Großaufträge: Jinko Solar punktet in Brasilien und Israel
Im Rahmen des größten Vertriebsvertrags, den Jinko Solar Co bislang außerhalb Chinas unterzeichnet hat, sollen etwa 4 Millionen Photovoltaikmodule vertrieben werden, was einer installierten Leistung von 2.000 Megawatt (MW) entspricht.

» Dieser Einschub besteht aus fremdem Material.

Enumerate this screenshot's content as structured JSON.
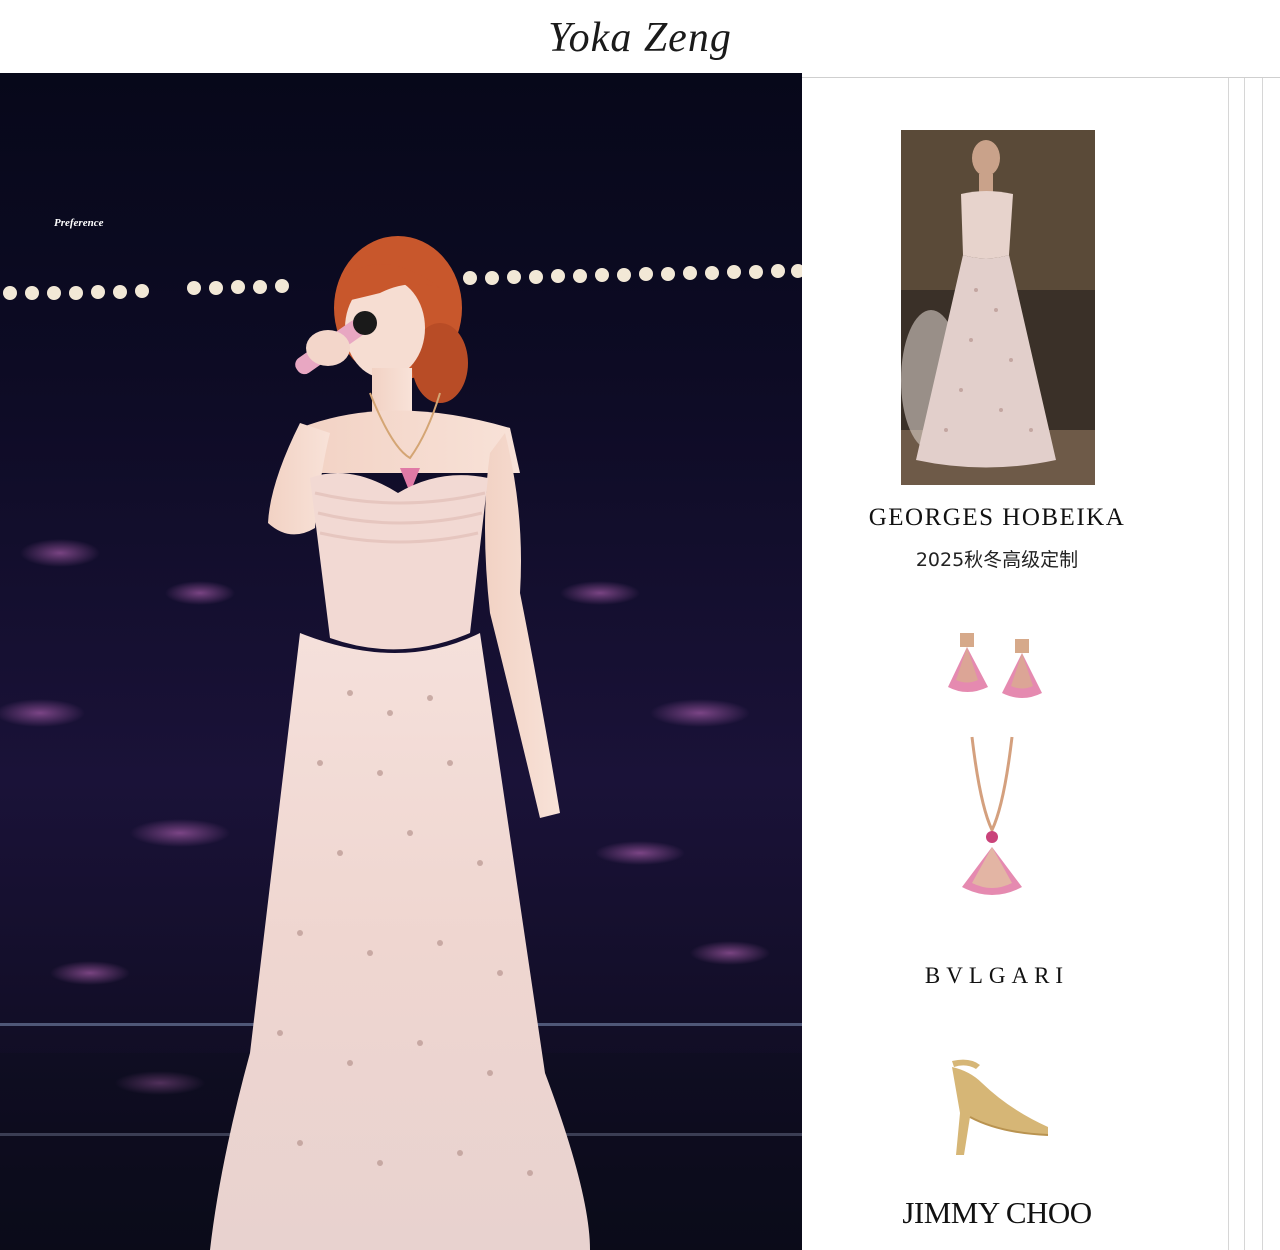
{
  "header": {
    "title": "Yoka  Zeng"
  },
  "main_photo": {
    "watermark": "Preference"
  },
  "outfit": {
    "dress_brand": "GEORGES  HOBEIKA",
    "dress_collection": "2025秋冬高级定制",
    "jewelry_brand": "BVLGARI",
    "shoe_brand": "JIMMY CHOO"
  },
  "colors": {
    "stage_background": "#0d0b1e",
    "dress_pink": "#f3dcd8",
    "hair": "#c8572c",
    "gold": "#d6b676"
  }
}
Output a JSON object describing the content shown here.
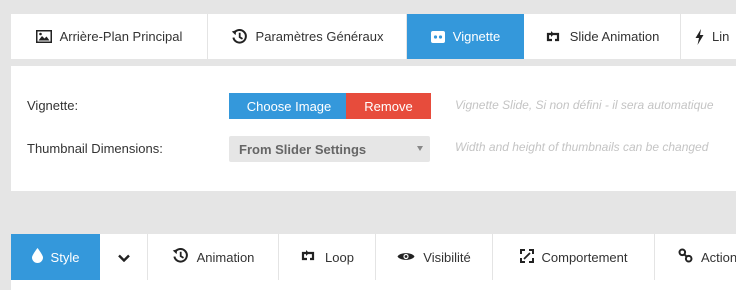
{
  "top_tabs": [
    {
      "label": "Arrière-Plan Principal",
      "icon": "image-icon",
      "active": false
    },
    {
      "label": "Paramètres Généraux",
      "icon": "history-icon",
      "active": false
    },
    {
      "label": "Vignette",
      "icon": "thumbnail-icon",
      "active": true
    },
    {
      "label": "Slide Animation",
      "icon": "loop-icon",
      "active": false
    },
    {
      "label": "Lin",
      "icon": "bolt-icon",
      "active": false
    }
  ],
  "settings": {
    "thumbnail_label": "Vignette:",
    "choose_image": "Choose Image",
    "remove": "Remove",
    "thumbnail_hint": "Vignette Slide, Si non défini - il sera automatique",
    "dimensions_label": "Thumbnail Dimensions:",
    "dimensions_value": "From Slider Settings",
    "dimensions_hint": "Width and height of thumbnails can be changed"
  },
  "bottom_tabs": [
    {
      "label": "Style",
      "icon": "drop-icon",
      "active": true
    },
    {
      "label": "",
      "icon": "chevron-down-icon",
      "active": false
    },
    {
      "label": "Animation",
      "icon": "history-icon",
      "active": false
    },
    {
      "label": "Loop",
      "icon": "loop-icon",
      "active": false
    },
    {
      "label": "Visibilité",
      "icon": "eye-icon",
      "active": false
    },
    {
      "label": "Comportement",
      "icon": "expand-icon",
      "active": false
    },
    {
      "label": "Action",
      "icon": "link-icon",
      "active": false
    }
  ],
  "colors": {
    "accent": "#3498db",
    "danger": "#e74c3c",
    "background": "#e5e5e5"
  }
}
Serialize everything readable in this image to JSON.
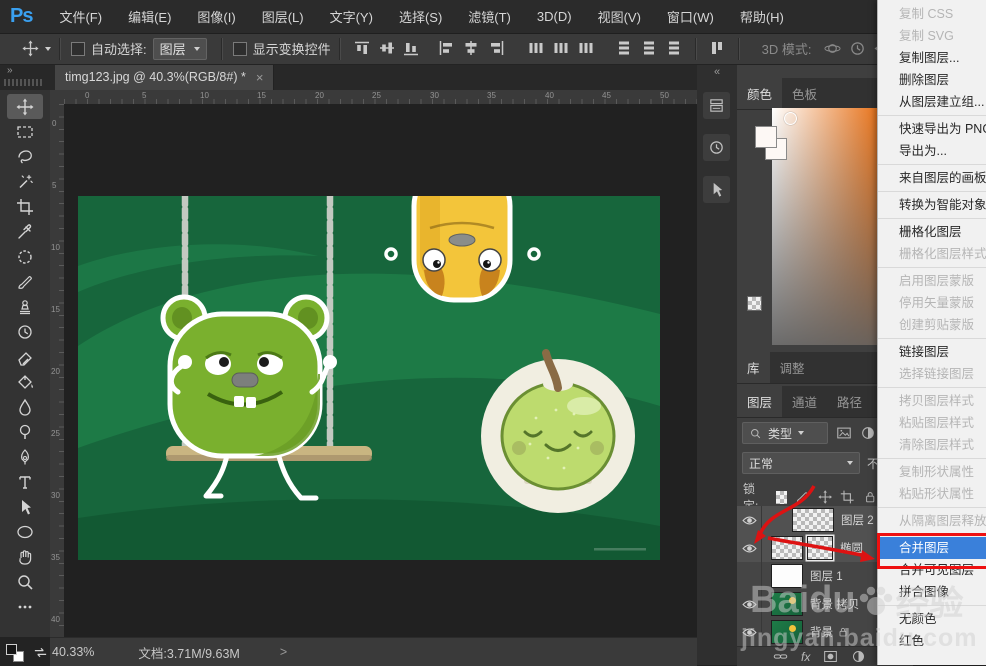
{
  "menu_bar": {
    "logo": "Ps",
    "items": [
      "文件(F)",
      "编辑(E)",
      "图像(I)",
      "图层(L)",
      "文字(Y)",
      "选择(S)",
      "滤镜(T)",
      "3D(D)",
      "视图(V)",
      "窗口(W)",
      "帮助(H)"
    ]
  },
  "options_bar": {
    "auto_select_label": "自动选择:",
    "auto_select_value": "图层",
    "show_transform_label": "显示变换控件",
    "mode_3d_label": "3D 模式:",
    "icons": [
      "move-tool",
      "align-top",
      "align-middle",
      "align-bottom",
      "align-left",
      "align-center",
      "align-right",
      "distribute-top",
      "distribute-middle",
      "distribute-bottom",
      "distribute-left",
      "distribute-center",
      "distribute-right",
      "distribute-spacing",
      "3d-orbit",
      "3d-roll",
      "3d-pan"
    ]
  },
  "document_tab": {
    "title": "timg123.jpg @ 40.3%(RGB/8#) *",
    "close_glyph": "×"
  },
  "rulers": {
    "horizontal": [
      "0",
      "5",
      "10",
      "15",
      "20",
      "25",
      "30",
      "35",
      "40",
      "45",
      "50"
    ],
    "vertical": [
      "0",
      "5",
      "10",
      "15",
      "20",
      "25",
      "30",
      "35",
      "40"
    ]
  },
  "toolbar": {
    "tools": [
      "move",
      "rect-marquee",
      "lasso",
      "magic-wand",
      "crop",
      "eyedropper",
      "spot-healing",
      "brush",
      "clone-stamp",
      "history-brush",
      "eraser",
      "paint-bucket",
      "blur",
      "dodge",
      "pen",
      "type",
      "path-select",
      "ellipse-shape",
      "hand",
      "zoom",
      "more-tools"
    ],
    "expand_glyph": "»",
    "collapse_glyph": "«"
  },
  "panels": {
    "color": {
      "tabs": [
        "颜色",
        "色板"
      ]
    },
    "library": {
      "tabs": [
        "库",
        "调整"
      ]
    },
    "layers": {
      "tabs": [
        "图层",
        "通道",
        "路径"
      ],
      "filter_label": "类型",
      "blend_mode": "正常",
      "opacity_label_fragment": "不",
      "lock_label": "锁定:",
      "fx_glyph": "fx",
      "rows": [
        {
          "name": "图层 2"
        },
        {
          "name": "椭圆"
        },
        {
          "name": "图层 1"
        },
        {
          "name": "背景 拷贝"
        },
        {
          "name": "背景"
        }
      ]
    }
  },
  "context_menu": {
    "items": [
      {
        "label": "复制 CSS",
        "state": "disabled"
      },
      {
        "label": "复制 SVG",
        "state": "disabled"
      },
      {
        "label": "复制图层...",
        "state": "enabled"
      },
      {
        "label": "删除图层",
        "state": "enabled"
      },
      {
        "label": "从图层建立组...",
        "state": "enabled"
      },
      {
        "label": "快速导出为 PNG",
        "state": "enabled"
      },
      {
        "label": "导出为...",
        "state": "enabled"
      },
      {
        "label": "来自图层的画板...",
        "state": "enabled"
      },
      {
        "label": "转换为智能对象",
        "state": "enabled"
      },
      {
        "label": "栅格化图层",
        "state": "enabled"
      },
      {
        "label": "栅格化图层样式",
        "state": "disabled"
      },
      {
        "label": "启用图层蒙版",
        "state": "disabled"
      },
      {
        "label": "停用矢量蒙版",
        "state": "disabled"
      },
      {
        "label": "创建剪贴蒙版",
        "state": "disabled"
      },
      {
        "label": "链接图层",
        "state": "enabled"
      },
      {
        "label": "选择链接图层",
        "state": "disabled"
      },
      {
        "label": "拷贝图层样式",
        "state": "disabled"
      },
      {
        "label": "粘贴图层样式",
        "state": "disabled"
      },
      {
        "label": "清除图层样式",
        "state": "disabled"
      },
      {
        "label": "复制形状属性",
        "state": "disabled"
      },
      {
        "label": "粘贴形状属性",
        "state": "disabled"
      },
      {
        "label": "从隔离图层释放",
        "state": "disabled"
      },
      {
        "label": "合并图层",
        "state": "highlighted"
      },
      {
        "label": "合并可见图层",
        "state": "enabled"
      },
      {
        "label": "拼合图像",
        "state": "enabled"
      },
      {
        "label": "无颜色",
        "state": "enabled"
      },
      {
        "label": "红色",
        "state": "enabled"
      }
    ]
  },
  "status_bar": {
    "zoom_level": "40.33%",
    "document_info": "文档:3.71M/9.63M",
    "expand_glyph": ">"
  },
  "watermark": {
    "brand": "Baidu",
    "brand_cn": "经验",
    "url": "jingyan.baidu.com"
  },
  "colors": {
    "menu_highlight": "#3a80da",
    "annotation_red": "#ee1010",
    "artwork_green": "#17663c",
    "monster_green": "#7ab02e",
    "character_yellow": "#f3c53a",
    "apple_green": "#bddb6e"
  }
}
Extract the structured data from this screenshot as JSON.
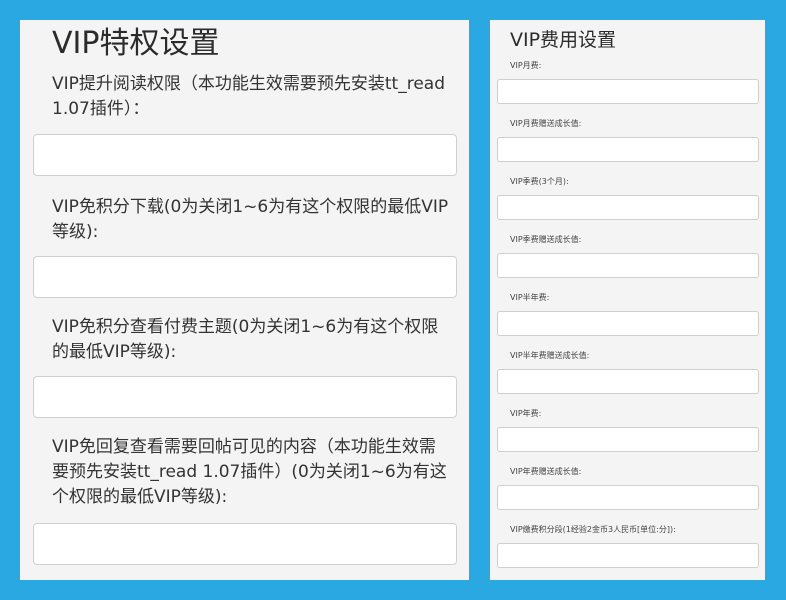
{
  "left": {
    "title": "VIP特权设置",
    "fields": [
      {
        "label": "VIP提升阅读权限（本功能生效需要预先安装tt_read 1.07插件）：",
        "value": ""
      },
      {
        "label": "VIP免积分下载(0为关闭1~6为有这个权限的最低VIP等级):",
        "value": ""
      },
      {
        "label": "VIP免积分查看付费主题(0为关闭1~6为有这个权限的最低VIP等级):",
        "value": ""
      },
      {
        "label": "VIP免回复查看需要回帖可见的内容（本功能生效需要预先安装tt_read 1.07插件）(0为关闭1~6为有这个权限的最低VIP等级):",
        "value": ""
      }
    ]
  },
  "right": {
    "title": "VIP费用设置",
    "fields": [
      {
        "label": "VIP月费:",
        "value": ""
      },
      {
        "label": "VIP月费赠送成长值:",
        "value": ""
      },
      {
        "label": "VIP季费(3个月):",
        "value": ""
      },
      {
        "label": "VIP季费赠送成长值:",
        "value": ""
      },
      {
        "label": "VIP半年费:",
        "value": ""
      },
      {
        "label": "VIP半年费赠送成长值:",
        "value": ""
      },
      {
        "label": "VIP年费:",
        "value": ""
      },
      {
        "label": "VIP年费赠送成长值:",
        "value": ""
      },
      {
        "label": "VIP缴费积分段(1经验2金币3人民币[单位:分]):",
        "value": ""
      }
    ]
  }
}
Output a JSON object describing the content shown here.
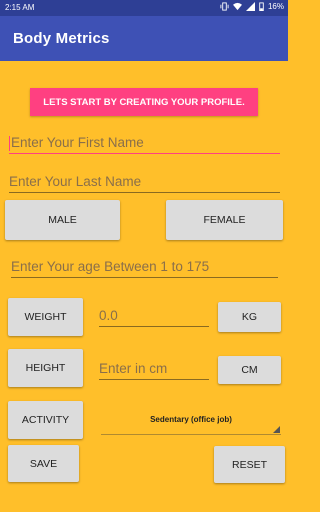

"Der Markt für dezentrale Stromerzeugung wächst in Brasilien in beeindruckender Weise. In diesem Szenario ist die weitere Festigung unserer Partnerschaft mit Aldo im Jahr 2022 ein wichtiger Schritt“, so Alberto Cuter, General Manager von Jinko Solar für Italien und Lateinamerika. Jinko Solar geht davon aus, das Geschäftsvolumen bis Ende 2022 verdoppeln zu können.
Jinko Solar hat zudem einen Liefervertrag über Solarmodule mit einer Gesamtleistung von 360 MW mit Tadiran Solar Ltd., einem der größten Händler auf dem israelischen Markt, unterzeichnet. Der Vertrag sieht im Zeitraum 2022 bis 2023 die Lieferung der neuesten N-Typ TOPCon-Solarmodule Tiger Neo vor. Mit dem Vertrieb der Jinko Solar-Module will Tadiran Solar Ltd. zu einem der führenden israelischen Unternehmen werden, das komplette und umfassende Solarlösungen anbietet und gleichzeitig seinen lokalen Marktanteil ausbaut, um die Entwicklung der erneuerbaren Energien in Israel voranzutreiben.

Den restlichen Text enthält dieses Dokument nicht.